A wave of mergers and acquisitions is set to sweep corporate Latin America, as the region's stagnant economy, political instability and lack of cash flow all encourage multinationals invested in the region to find ways to acquire liquidity.

A year of transition has arrived in Latin America, according to major heads of Latin American branches of multinational investment banks and other major corporations.

Crunch Time

Moving into 2016, economic pressure is hitting commodity prices, interest rates and the availability of cash and credit in major parts of the region's economy, most notably Brazil.
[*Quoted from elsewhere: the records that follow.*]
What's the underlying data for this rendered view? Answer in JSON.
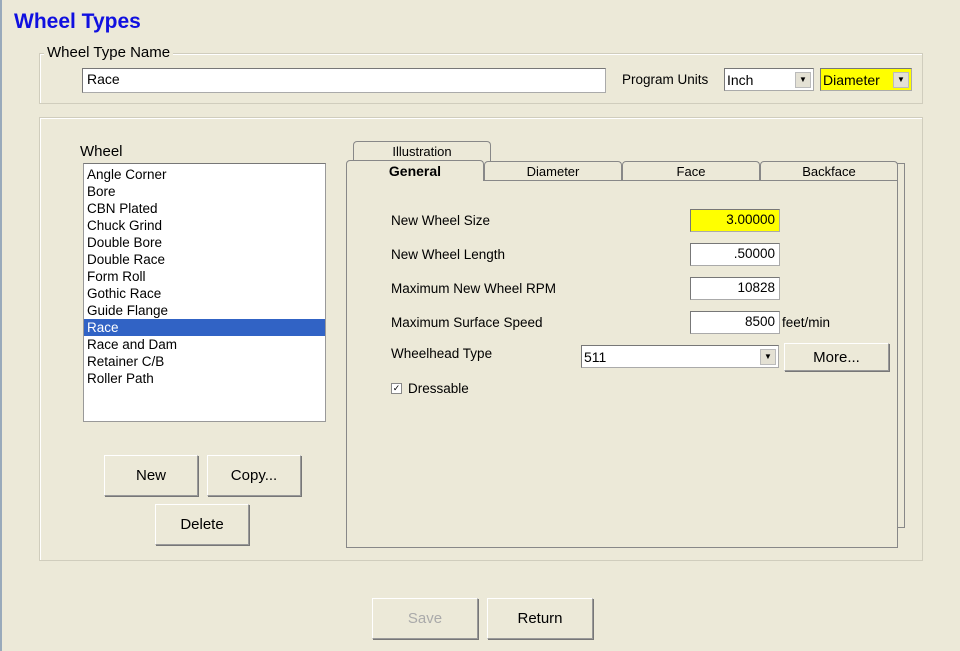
{
  "title": "Wheel Types",
  "name_group": {
    "label": "Wheel Type Name",
    "value": "Race"
  },
  "program_units": {
    "label": "Program Units",
    "units": "Inch",
    "mode": "Diameter"
  },
  "wheel_list": {
    "label": "Wheel",
    "items": [
      "Angle Corner",
      "Bore",
      "CBN Plated",
      "Chuck Grind",
      "Double Bore",
      "Double Race",
      "Form Roll",
      "Gothic Race",
      "Guide Flange",
      "Race",
      "Race and Dam",
      "Retainer C/B",
      "Roller Path"
    ],
    "selected": "Race"
  },
  "buttons": {
    "new": "New",
    "copy": "Copy...",
    "delete": "Delete",
    "save": "Save",
    "return": "Return",
    "more": "More..."
  },
  "tabs": {
    "illustration": "Illustration",
    "general": "General",
    "diameter": "Diameter",
    "face": "Face",
    "backface": "Backface",
    "active": "General"
  },
  "general": {
    "new_wheel_size": {
      "label": "New Wheel Size",
      "value": "3.00000"
    },
    "new_wheel_length": {
      "label": "New Wheel Length",
      "value": ".50000"
    },
    "max_rpm": {
      "label": "Maximum New Wheel RPM",
      "value": "10828"
    },
    "max_surface_speed": {
      "label": "Maximum Surface Speed",
      "value": "8500",
      "unit": "feet/min"
    },
    "wheelhead_type": {
      "label": "Wheelhead Type",
      "value": "511"
    },
    "dressable": {
      "label": "Dressable",
      "checked": true
    }
  },
  "colors": {
    "title": "#1010e0",
    "highlight": "#ffff00",
    "selection": "#3163c5"
  }
}
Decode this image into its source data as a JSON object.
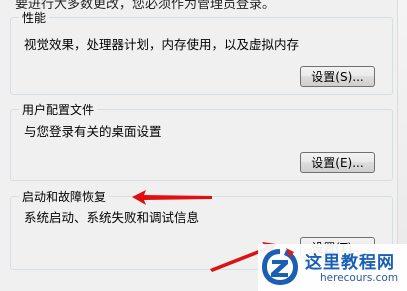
{
  "intro_text": "要进行大多数更改，您必须作为管理员登录。",
  "groups": [
    {
      "title": "性能",
      "description": "视觉效果，处理器计划，内存使用，以及虚拟内存",
      "button_label": "设置(S)..."
    },
    {
      "title": "用户配置文件",
      "description": "与您登录有关的桌面设置",
      "button_label": "设置(E)..."
    },
    {
      "title": "启动和故障恢复",
      "description": "系统启动、系统失败和调试信息",
      "button_label": "设置(T)..."
    }
  ],
  "annotation": {
    "arrow_color": "#e01010"
  },
  "watermark": {
    "title": "这里教程网",
    "url": "herecours.com",
    "icon": "z-logo-icon",
    "colors": {
      "brand_blue": "#1a5fb4",
      "brand_red": "#d42020"
    }
  }
}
An overall economic contraction is expected to more than double last year's slowdown in many important sectors of Latin America.

The result, according to analysis from Bloomberg Business, is a slew of major debt restructuring initiatives and possible mergers, as companies look to find new sources of cash in a credit squeeze.

Selling assets to meet debt payments looks to be the norm for multinationals that have invested in the region and are now looking for the least costly ways to get out.

"Assets that we never thought would be coming to the market are now for sale as some companies and sectors are distressed and multinationals are announcing huge divestment plans," said Marcus Silberman, co-head of Latin American mergers and acquisitions for Bank of America Merrill Lynch to Bloomberg this week.

"Most of the transactions out there [in Latin America] require credit and, whether you are an investor or a banker, you either figure out how to do that or you don't have a deal," added Jim Allen, head of Latin America M&A for Morgan Stanley.

M&A Wave Coming

Total volume in Latin America and the Caribbean region for mergers and acquisitions has increased 14 percent compared to the same time last year. The number has climbed to $26 billion in the first quarter of 2016 alone, according to data from Bloomberg.

Head of Latin American M&A advisory at JPMorgan Chase & Co. Ignacio Benito said he expects more to come this year.

"We expect M&A level to somewhat increase this year in Latin America as companies are getting used to the new price levels that seem to be there to stay," he said to Bloomberg.

The economic downturn in Latin America is encouraging both divestment and investment, as the devaluation of local currencies seems to have locked some investments -- like those of many private equity firms -- into a longer time frame.

As Latin Post previously reported, the decreasing value of Latin American currencies against the U.S. dollar since 2014, along with the fall of oil and commodities prices, has a lot of foreign investors looking for an exit, while others are staying put for now since divesting would be costly.

For corporations in the region, buying up control of distressed companies has become a similar gamble.

"When you have volatility, it's generally more difficult to get buyers and sellers to agree on price," said Benito.

The volatility, both economic and political, in the region isn't stopping a general sense of optimism for the future of business in Latin America, though, as Morgan Stanley's point man for the region noted.

"It's the perfect storm for Latin America," said Allen. "But Latin Americans are adept at charting a course through stormy waters."